In particular, it could be viewed as discriminatory by some for deliberately damaging the accuracy of some individuals in order to compensate for others (this challenge ties into similar debates around affirmative action processes). Post-process methods can be contentious due to their requiring a decision-maker and the end of the algorithm. This is in contrast to in-process methods, which instead explicitly impose the required fairness/accuracy tradeoff in the algorithm’s objective. However, this can be more challenging and harder to access than the other two categories of methods.

Conclusion

If you walk away having learned only two things from this essay, let it be these: algorithmic fairness is a complex, nuanced topic and it is vitally important we take action to address biases when designing, training, and implementing algorithms that will impact human lives. Here, I’ve tried to give an intuitive overview of where we stand in terms of technical approaches to addressing algorithmic fairness. However, this is only one piece of the puzzle.

For one, we need legal and policy-based regulations incentivizing industry and academia to evaluate the fairness of their algorithms and make changes where needed. In addition, education around computer science — or any technical subject, for that matter — should incorporate ethics as a central tenet in their instruction so as to teach ethical intuition from the start. We also must do better in diversifying the voices in this space, especially in leadership, and listening to those voices. It cannot and should not be white heterosexual men leading the field of algorithmic fairness (nor the field as a whole).

And finally, it is important to realize these biases are not specific to algorithms; they reflect the biases of society, be it through the data collected or the algorithm’s creators. Advocating and taking action for an equal and inclusive world, no matter the domain, will have a ripple effect we desperately need.

Key takeaways (TL;DR):

Algorithms are infrastructure; just like infrastructure, they can be biased (intentionally or unintentionally) and cause harm.
We need to address this bias so as not to perpetuate biases into the new digital infrastructure we’re building.
“Fairness” as a concept is nuanced and complicated.
There are promising technical approaches to debiasing data and algorithms, though challenges still remain.
These technical solutions are only one piece of the puzzle; actively working towards societal equity and justice in all domains is required.

About the Author: Anna Sappington, MSc

Anna Sappington is a Marshall Scholar and MPhil student studying Genomic Medicine at the University of Cambridge. Her current research focuses topically on the intersections between computational biology, machine learning, and genomics. Anna previously interned at the National Institutes of Health, was named a 2019–2019 Goldwater Scholar, and served as an AI Instructor for Inspirit AI. Prior to her MPhil, she received a BS in Computer Science and Molecular Biology from MIT and an MSc in Machine Learning at University College London. Anna has previously published several peer-reviewed articles (including a cell type atlas for the retna), and is a current research analyst at GDI.

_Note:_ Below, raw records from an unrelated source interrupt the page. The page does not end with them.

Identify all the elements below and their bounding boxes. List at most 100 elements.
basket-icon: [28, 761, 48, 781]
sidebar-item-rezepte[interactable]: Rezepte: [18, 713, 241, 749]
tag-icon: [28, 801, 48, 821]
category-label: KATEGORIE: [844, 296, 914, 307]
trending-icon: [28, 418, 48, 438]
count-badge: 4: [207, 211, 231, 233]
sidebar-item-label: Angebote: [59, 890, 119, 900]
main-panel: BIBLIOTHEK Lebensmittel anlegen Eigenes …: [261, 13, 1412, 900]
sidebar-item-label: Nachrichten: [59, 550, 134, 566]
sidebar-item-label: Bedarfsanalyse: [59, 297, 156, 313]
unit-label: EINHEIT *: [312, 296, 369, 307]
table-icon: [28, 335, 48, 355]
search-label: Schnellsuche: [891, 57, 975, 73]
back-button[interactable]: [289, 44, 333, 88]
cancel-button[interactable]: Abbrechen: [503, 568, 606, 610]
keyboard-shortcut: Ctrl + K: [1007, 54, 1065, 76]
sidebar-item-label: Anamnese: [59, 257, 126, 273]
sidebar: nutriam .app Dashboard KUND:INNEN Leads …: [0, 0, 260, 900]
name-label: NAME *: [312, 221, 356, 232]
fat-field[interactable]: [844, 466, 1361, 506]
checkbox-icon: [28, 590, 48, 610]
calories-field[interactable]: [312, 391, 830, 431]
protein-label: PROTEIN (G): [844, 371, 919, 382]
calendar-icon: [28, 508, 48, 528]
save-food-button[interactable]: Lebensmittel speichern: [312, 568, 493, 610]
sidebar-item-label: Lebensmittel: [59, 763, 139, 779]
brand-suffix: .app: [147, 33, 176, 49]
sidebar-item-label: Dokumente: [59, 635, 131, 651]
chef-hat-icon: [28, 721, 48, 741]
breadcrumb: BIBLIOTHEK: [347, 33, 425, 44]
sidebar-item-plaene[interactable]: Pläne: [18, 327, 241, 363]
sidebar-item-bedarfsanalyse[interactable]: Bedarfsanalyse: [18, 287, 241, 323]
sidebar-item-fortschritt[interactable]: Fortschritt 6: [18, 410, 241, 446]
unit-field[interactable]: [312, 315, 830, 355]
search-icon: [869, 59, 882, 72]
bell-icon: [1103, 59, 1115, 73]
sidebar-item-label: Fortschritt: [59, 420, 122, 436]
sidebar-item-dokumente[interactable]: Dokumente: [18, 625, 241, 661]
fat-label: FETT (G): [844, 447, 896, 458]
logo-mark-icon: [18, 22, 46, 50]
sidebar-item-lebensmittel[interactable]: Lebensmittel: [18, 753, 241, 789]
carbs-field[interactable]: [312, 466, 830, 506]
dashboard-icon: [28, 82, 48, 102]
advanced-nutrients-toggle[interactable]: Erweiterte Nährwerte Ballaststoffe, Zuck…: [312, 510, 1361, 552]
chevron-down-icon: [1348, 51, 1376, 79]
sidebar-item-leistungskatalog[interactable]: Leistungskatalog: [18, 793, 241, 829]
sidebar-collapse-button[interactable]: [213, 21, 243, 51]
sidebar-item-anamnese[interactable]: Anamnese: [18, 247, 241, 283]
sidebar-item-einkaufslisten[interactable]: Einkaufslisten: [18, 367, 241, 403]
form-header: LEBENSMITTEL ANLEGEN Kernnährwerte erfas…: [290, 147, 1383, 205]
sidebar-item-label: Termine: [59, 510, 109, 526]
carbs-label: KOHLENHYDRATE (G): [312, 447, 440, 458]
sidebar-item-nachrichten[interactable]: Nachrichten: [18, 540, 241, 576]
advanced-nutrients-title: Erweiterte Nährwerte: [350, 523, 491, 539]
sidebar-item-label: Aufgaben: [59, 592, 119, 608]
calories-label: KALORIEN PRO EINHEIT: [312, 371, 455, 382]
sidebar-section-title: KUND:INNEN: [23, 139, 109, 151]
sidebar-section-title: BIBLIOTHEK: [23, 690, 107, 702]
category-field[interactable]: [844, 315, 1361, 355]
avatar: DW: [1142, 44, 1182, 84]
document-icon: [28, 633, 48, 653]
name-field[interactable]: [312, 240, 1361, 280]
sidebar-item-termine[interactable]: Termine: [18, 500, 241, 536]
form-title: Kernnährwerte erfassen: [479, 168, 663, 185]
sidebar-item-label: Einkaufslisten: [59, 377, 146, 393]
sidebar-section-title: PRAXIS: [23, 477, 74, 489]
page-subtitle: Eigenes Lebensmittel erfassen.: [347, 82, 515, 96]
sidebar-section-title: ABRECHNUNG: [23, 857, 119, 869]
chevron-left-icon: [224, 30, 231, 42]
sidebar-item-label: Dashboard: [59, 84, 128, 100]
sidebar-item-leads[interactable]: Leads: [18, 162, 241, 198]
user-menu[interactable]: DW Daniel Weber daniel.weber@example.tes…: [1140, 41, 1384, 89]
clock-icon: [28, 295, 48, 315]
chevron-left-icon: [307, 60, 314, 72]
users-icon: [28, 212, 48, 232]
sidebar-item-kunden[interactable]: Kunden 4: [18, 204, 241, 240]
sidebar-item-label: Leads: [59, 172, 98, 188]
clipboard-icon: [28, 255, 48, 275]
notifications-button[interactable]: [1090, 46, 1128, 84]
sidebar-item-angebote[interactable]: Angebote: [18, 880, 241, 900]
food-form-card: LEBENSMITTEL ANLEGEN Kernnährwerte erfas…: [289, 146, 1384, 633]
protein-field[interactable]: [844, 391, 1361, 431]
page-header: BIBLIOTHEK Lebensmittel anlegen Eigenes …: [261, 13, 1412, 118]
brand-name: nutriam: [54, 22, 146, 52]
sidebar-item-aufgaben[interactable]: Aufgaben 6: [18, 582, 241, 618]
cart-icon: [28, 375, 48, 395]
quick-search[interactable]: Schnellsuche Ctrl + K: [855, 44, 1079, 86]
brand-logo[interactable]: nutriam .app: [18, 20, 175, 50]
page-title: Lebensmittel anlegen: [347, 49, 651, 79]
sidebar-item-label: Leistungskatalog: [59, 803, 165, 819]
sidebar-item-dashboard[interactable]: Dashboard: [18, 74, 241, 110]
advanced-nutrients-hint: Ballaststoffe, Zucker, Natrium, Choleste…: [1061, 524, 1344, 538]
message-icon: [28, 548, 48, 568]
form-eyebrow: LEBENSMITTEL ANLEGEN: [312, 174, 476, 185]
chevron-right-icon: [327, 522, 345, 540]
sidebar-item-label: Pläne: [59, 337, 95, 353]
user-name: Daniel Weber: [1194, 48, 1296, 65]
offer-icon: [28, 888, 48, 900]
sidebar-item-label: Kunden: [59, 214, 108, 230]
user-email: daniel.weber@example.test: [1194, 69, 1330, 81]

[1] Sources from this literature include papers by Chouldechova and Roth (2018), Martínez-Plumed et al. (2019), and Pessach and Shmueli (2020)

[2] Note that the positive prediction rate for the ‘underprivileged’ subgroup is the numerator of this ratio; thus the higher the ratio, the higher the positive prediction rate for the ‘underprivileged’ subgroup. Disparate impact is related to the “80% rule” in disparate impact law, which, “requires that the acceptance rate for any race, sex, or ethnic group be at least 80% of the rate for the group with the highest rate.”